Lyrics by Anna Faris (From the movie Just Friends)


things are starting to pick up in life. although i havent 100% fully recovered from the emotional distress i went through, i just know it's getting better. with good friends around me and knowing that people do care, it just lifts my spirits up and gives me confidence to do much more.


so my market value hasnt dropped yet suprisingly enough. it has just shifted from one end to the other. how funny life turns out to be. i was at this karaoke bar and funnily enough it turned out to be really packed so the people who worked there were really nice, they shifted the tables and we ended up sitting on this really high table top thing with everyone staring at me and my friend danial. being uncomfortable with so many roaming eyes just focusing on our table coz it's alot higher than the normal ones, i began to sink into this deep side of myself and i became self conscious of what i did. suprisingly enough someone by the name of Adrian gave me his number. i dont know who it was coz he passed it to one of the people who worked there to pass it to me and this guy didnt tell me who it was. so Adrian, if u're reading this, i lost the paper with ur number on it and thanx so much for passing it to me. it made me feel better about myself


so right, i met new friends and i had a great time singing in front of people and have them yell out MORE! it's fun to listen to people to sing as well. geez, i never knew that many gay people can sing...and pretty well too! anyways it was fun, i met a nice chap thru a friend on friday night. had drinks with him yesterday and he turned out to be...somewhat different from the people i usually meet. sadly enough, i cannot afford to invest my feelings in him because he's leaving to the US/Aus soon. but whatever i tell myself i just cant stop thinking about him. i have forgotten how he looks like...only a feeling.


i cant do anything. my hands are tied. i know if i loosen the knots and let myself go, i will end up getting hurt again with him leaving me. so i might as well just crawl underneath my covers and hope that i dont develop intense feelings...

Wednesday, August 2, 2006

A Simple Kiss

i know i've been writing quite a bit about kissing lately, so this is my...i think 5th? or 100th installment of what the perfect kiss is. i'm not saying that i'm a great kisser, i'm not saying that i'm the best kisser in the world but i'm pretty decent when it comes to kissing...so here goes


kissing should be intimate at first, the locking of two lips, the soft sound of the lower lip parting away from the higher lip. the tip of the tongue slowly licking the top/bottom lips and retreating back into the mouth. this is what i call an intimate kiss, where u actually feel the connection between urself and ur partner. for me this is the best part of kissing and as i wrote earlier before in my entries, i crave and yearn for kisses like these.

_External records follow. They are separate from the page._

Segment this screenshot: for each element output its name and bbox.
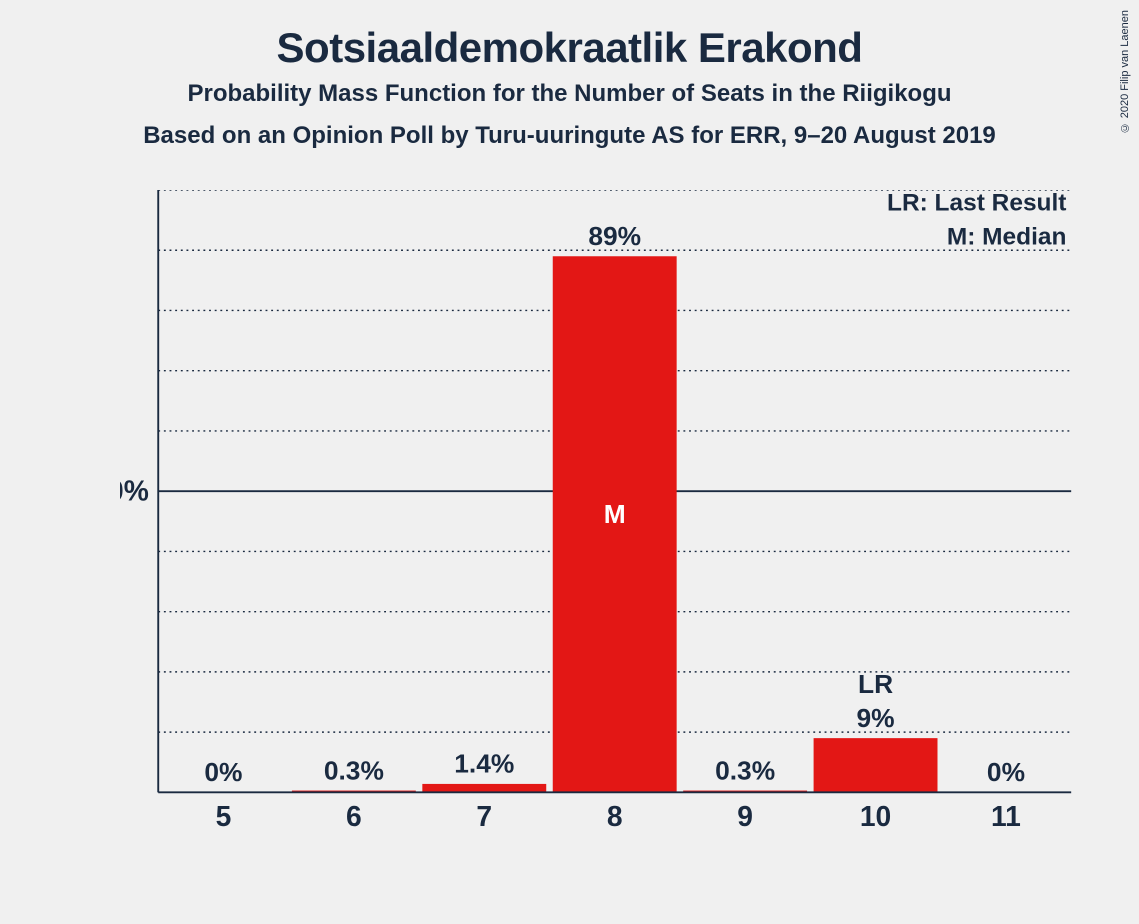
chart-title: Sotsiaaldemokraatlik Erakond (0, 24, 1139, 72)
x-ticks: 5 6 7 8 9 10 11 (216, 800, 1021, 830)
x-tick-label: 6 (346, 800, 362, 830)
copyright-text: © 2020 Filip van Laenen (1119, 10, 1131, 133)
chart-subtitle-2: Based on an Opinion Poll by Turu-uuringu… (0, 122, 1139, 150)
bar-inner-label: M (604, 499, 626, 529)
bar (814, 738, 938, 792)
y-tick-50: 50% (120, 475, 149, 507)
bar (422, 784, 546, 792)
bar-value-label: 1.4% (454, 749, 514, 779)
title-block: Sotsiaaldemokraatlik Erakond Probability… (0, 0, 1139, 150)
x-tick-label: 8 (607, 800, 623, 830)
legend-lr: LR: Last Result (887, 190, 1066, 217)
bar-value-label: 9% (857, 703, 895, 733)
chart-subtitle-1: Probability Mass Function for the Number… (0, 80, 1139, 108)
x-tick-label: 7 (476, 800, 492, 830)
legend-m: M: Median (947, 224, 1067, 251)
bars-group: 0% 0.3% 1.4% 89% M 0.3% 9% LR 0% (204, 221, 1025, 792)
x-tick-label: 5 (216, 800, 232, 830)
bar-value-label: 89% (588, 221, 641, 251)
bar-annotation: LR (858, 669, 893, 699)
x-tick-label: 11 (991, 800, 1021, 830)
bar-value-label: 0.3% (715, 755, 775, 785)
x-tick-label: 10 (860, 800, 891, 830)
bar-value-label: 0% (987, 757, 1025, 787)
bar-value-label: 0% (204, 757, 242, 787)
bar-value-label: 0.3% (324, 755, 384, 785)
x-tick-label: 9 (737, 800, 753, 830)
plot-svg: 0% 0.3% 1.4% 89% M 0.3% 9% LR 0% 50% 5 6 7 8 9 10 11 L… (120, 190, 1100, 830)
chart-container: © 2020 Filip van Laenen Sotsiaaldemokraa… (0, 0, 1139, 924)
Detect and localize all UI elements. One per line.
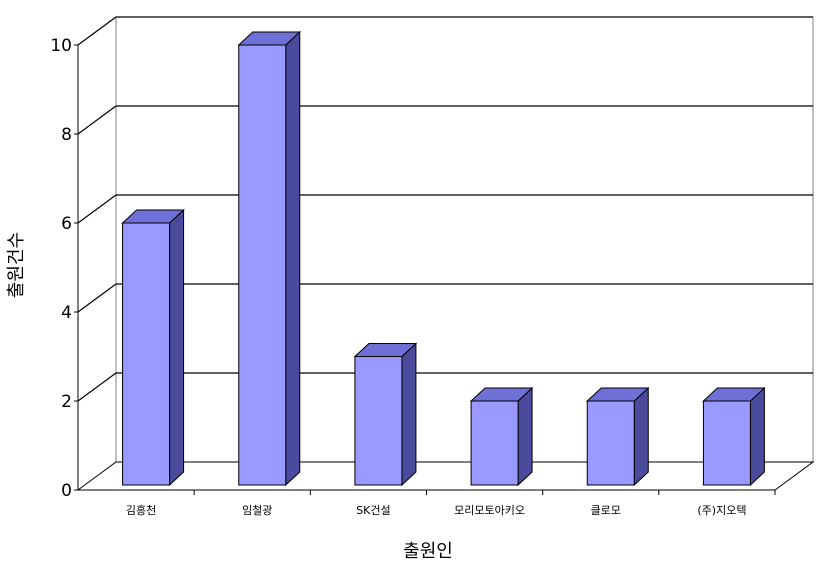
x-tick-label: (주)지오텍	[697, 504, 746, 517]
y-tick-label: 0	[61, 481, 72, 501]
bar-front	[122, 222, 171, 486]
bar-front	[470, 400, 519, 486]
x-ticks: 김흥천 임철광 SK건설 모리모토아키오 클로모 (주)지오텍	[126, 490, 776, 517]
bar	[585, 386, 650, 487]
y-tick-label: 8	[61, 125, 72, 145]
x-tick-label: 김흥천	[126, 503, 156, 517]
bar	[237, 30, 302, 487]
bar-side	[169, 208, 185, 487]
bar-front	[586, 400, 635, 486]
bar	[121, 208, 185, 487]
y-tick-label: 10	[50, 36, 72, 56]
x-axis-title: 출원인	[403, 541, 453, 562]
gridline	[77, 194, 813, 224]
gridline	[77, 283, 813, 313]
x-tick-label: 모리모토아키오	[454, 504, 525, 517]
gridline	[77, 105, 813, 135]
bar-front	[354, 356, 403, 486]
bar-side	[517, 386, 533, 487]
gridlines	[77, 16, 813, 402]
bar-side	[285, 30, 301, 487]
bar-side	[749, 386, 765, 487]
back-wall	[115, 16, 814, 463]
bar-side	[401, 342, 417, 487]
y-axis-title: 출원건수	[6, 232, 27, 298]
bar-front	[702, 400, 751, 486]
y-tick-label: 4	[61, 303, 72, 323]
x-tick-label: 임철광	[242, 504, 272, 517]
x-tick-label: 클로모	[591, 504, 621, 517]
bar	[353, 342, 418, 487]
bar	[702, 386, 766, 487]
gridline	[77, 372, 813, 402]
y-ticks: 0 2 4 6 8 10	[50, 36, 78, 501]
bar-front	[238, 44, 287, 486]
bar-side	[633, 386, 649, 487]
y-tick-label: 2	[61, 392, 72, 412]
x-tick-label: SK건설	[356, 504, 390, 517]
bar	[469, 386, 534, 487]
y-tick-label: 6	[61, 214, 72, 234]
plot-frame	[76, 16, 815, 491]
bars	[121, 30, 766, 487]
floor	[76, 461, 815, 491]
gridline	[77, 16, 813, 46]
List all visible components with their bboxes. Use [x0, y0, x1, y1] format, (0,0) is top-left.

the next part is the french kiss, or what i would like to call passionate kiss. it's when the tongue comes into play and when both tongues come together, it's like the flicker of the tips of the tongue. i dont think it should be very long so for me i tend to let it mingle for a few seconds before pulling it back.


Kissing No Nos


this i must say is what guys usually do and i havent exactly kissed all the guys out there but i have kissed a fair share and i do declare that some are horrid, but this is purely for entertainment reasons, doesnt mean that people dont enjoy it. just that i dont....anyways let's continue


i believe the sucking of both the lips are a no no. it's like someone's trying to enhale both ur lips and it kinda hurts. plus u get saliva everywhere and i'm sorry to say but sometimes u get the smell of bad saliva and it's a really big turn off.

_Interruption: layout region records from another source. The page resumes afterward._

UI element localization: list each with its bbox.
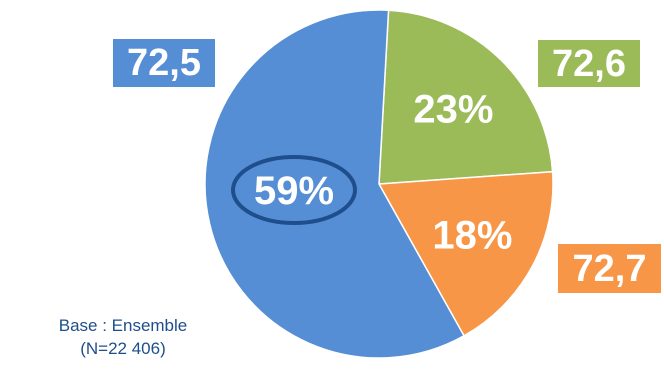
slice-percent-label-1: 23% xyxy=(413,87,493,131)
pie-slice-2 xyxy=(377,170,554,337)
pie-slice-1 xyxy=(378,9,554,185)
pie-slice-3 xyxy=(204,9,466,359)
base-note: Base : Ensemble (N=22 406) xyxy=(18,315,228,361)
base-note-line2: (N=22 406) xyxy=(80,338,166,358)
legend-label-blue: 72,5 xyxy=(113,39,215,87)
base-note-line1: Base : Ensemble xyxy=(58,316,188,335)
highlight-ellipse xyxy=(231,155,357,225)
slice-percent-label-2: 18% xyxy=(432,213,512,257)
slice-percent-label-3: 59% xyxy=(254,169,334,213)
legend-label-orange: 72,7 xyxy=(558,244,661,293)
legend-label-green: 72,6 xyxy=(538,40,640,87)
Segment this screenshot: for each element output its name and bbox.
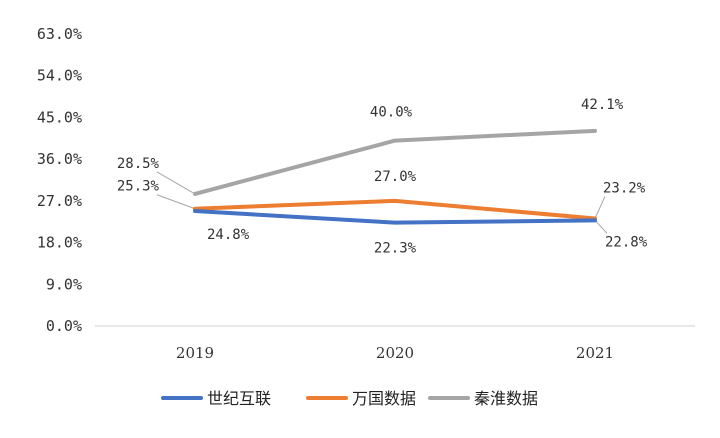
x-tick-label: 2020 [376,344,414,362]
y-tick-label: 27.0% [37,192,82,210]
label-leader-line [156,194,196,210]
data-label: 40.0% [370,105,413,121]
data-label: 42.1% [581,97,624,113]
series-lines [193,128,597,225]
y-tick-label: 63.0% [37,25,82,43]
y-tick-label: 45.0% [37,108,82,126]
data-label: 24.8% [207,227,250,243]
label-leader-line [594,219,608,234]
series-line [193,209,597,225]
y-tick-label: 9.0% [46,275,82,293]
legend-entry-label: 世纪互联 [207,389,271,408]
y-tick-label: 54.0% [37,67,82,85]
y-tick-label: 0.0% [46,317,82,335]
y-tick-label: 18.0% [37,234,82,252]
label-leader-line [594,196,606,219]
y-axis-ticks: 0.0% 9.0% 18.0% 27.0% 36.0% 45.0% 54.0% 63.0% [37,25,82,335]
data-label: 28.5% [117,156,160,172]
data-label: 27.0% [374,169,417,185]
legend-entry-label: 秦淮数据 [474,389,538,408]
label-leader-line [156,171,196,195]
series-line [193,128,597,196]
label-leader-lines [156,171,608,234]
data-label: 22.8% [605,234,648,250]
legend: 世纪互联 万国数据 秦淮数据 [161,389,538,408]
data-label: 22.3% [374,241,417,257]
data-label: 23.2% [603,180,646,196]
data-label: 25.3% [117,179,160,195]
y-tick-label: 36.0% [37,150,82,168]
x-axis-ticks: 2019 2020 2021 [176,344,614,362]
series-line [193,198,597,221]
legend-entry-label: 万国数据 [352,389,416,408]
x-tick-label: 2019 [176,344,214,362]
data-labels: 24.8% 22.3% 22.8% 25.3% 27.0% 23.2% 28.5% 40.0%… [117,97,648,257]
x-tick-label: 2021 [576,344,614,362]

oh rite...on the topic of sucking...no one should ever try and suck the tongue with full force. that's just painful and it's...just not good.

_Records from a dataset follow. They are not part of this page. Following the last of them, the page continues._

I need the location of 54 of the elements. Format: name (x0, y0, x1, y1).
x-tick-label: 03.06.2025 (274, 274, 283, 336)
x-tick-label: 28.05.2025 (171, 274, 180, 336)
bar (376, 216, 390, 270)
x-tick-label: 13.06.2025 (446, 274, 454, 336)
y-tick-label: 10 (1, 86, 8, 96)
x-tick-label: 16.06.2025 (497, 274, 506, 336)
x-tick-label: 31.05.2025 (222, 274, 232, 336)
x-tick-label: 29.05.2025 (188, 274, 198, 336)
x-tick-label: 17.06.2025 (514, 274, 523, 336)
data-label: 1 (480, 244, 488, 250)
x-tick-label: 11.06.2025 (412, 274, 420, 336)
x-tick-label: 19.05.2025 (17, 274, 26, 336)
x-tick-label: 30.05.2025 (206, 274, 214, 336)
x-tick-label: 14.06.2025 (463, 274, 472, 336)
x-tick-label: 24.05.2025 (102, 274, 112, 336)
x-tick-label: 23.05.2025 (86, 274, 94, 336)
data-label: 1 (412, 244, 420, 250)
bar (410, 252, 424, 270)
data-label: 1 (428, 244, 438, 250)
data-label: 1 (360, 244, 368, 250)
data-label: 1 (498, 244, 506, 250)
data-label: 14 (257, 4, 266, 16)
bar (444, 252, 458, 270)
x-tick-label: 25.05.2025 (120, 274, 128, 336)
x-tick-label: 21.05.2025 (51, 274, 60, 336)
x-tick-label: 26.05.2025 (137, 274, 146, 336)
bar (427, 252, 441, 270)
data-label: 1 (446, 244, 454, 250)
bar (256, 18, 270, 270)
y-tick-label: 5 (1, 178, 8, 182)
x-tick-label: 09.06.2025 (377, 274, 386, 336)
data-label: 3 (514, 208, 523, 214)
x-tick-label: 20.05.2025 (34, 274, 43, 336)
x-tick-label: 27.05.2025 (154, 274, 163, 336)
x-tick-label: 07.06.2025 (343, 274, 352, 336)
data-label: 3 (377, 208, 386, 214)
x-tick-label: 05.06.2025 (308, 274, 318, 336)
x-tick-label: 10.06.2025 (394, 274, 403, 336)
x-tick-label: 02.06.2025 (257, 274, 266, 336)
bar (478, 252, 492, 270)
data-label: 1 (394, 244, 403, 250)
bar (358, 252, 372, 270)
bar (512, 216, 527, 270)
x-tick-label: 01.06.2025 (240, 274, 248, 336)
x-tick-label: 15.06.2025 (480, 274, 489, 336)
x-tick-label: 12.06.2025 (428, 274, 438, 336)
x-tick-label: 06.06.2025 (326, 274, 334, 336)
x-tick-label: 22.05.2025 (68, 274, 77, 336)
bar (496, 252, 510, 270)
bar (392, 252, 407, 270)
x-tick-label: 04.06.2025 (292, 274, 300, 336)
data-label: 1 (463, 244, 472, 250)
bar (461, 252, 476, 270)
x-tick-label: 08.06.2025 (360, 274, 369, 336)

thirdly, no one should just stick their tongue inside someone else's mouth and just leave it there. it's like a cold fish and it's not exactly "kiss-friendly". i just think that it's rude.


okay last Kissing No Nos: do not even try to lick everything u see. the lips, the cheeks, the face, the nose, etc etc. that is just foul...especially when u've eaten something nasty like GARLIC or DURIAN or some crap. that's one thing i cannot tolerate.


So there you go, your very own Ethan's Kissing Tips Class 101.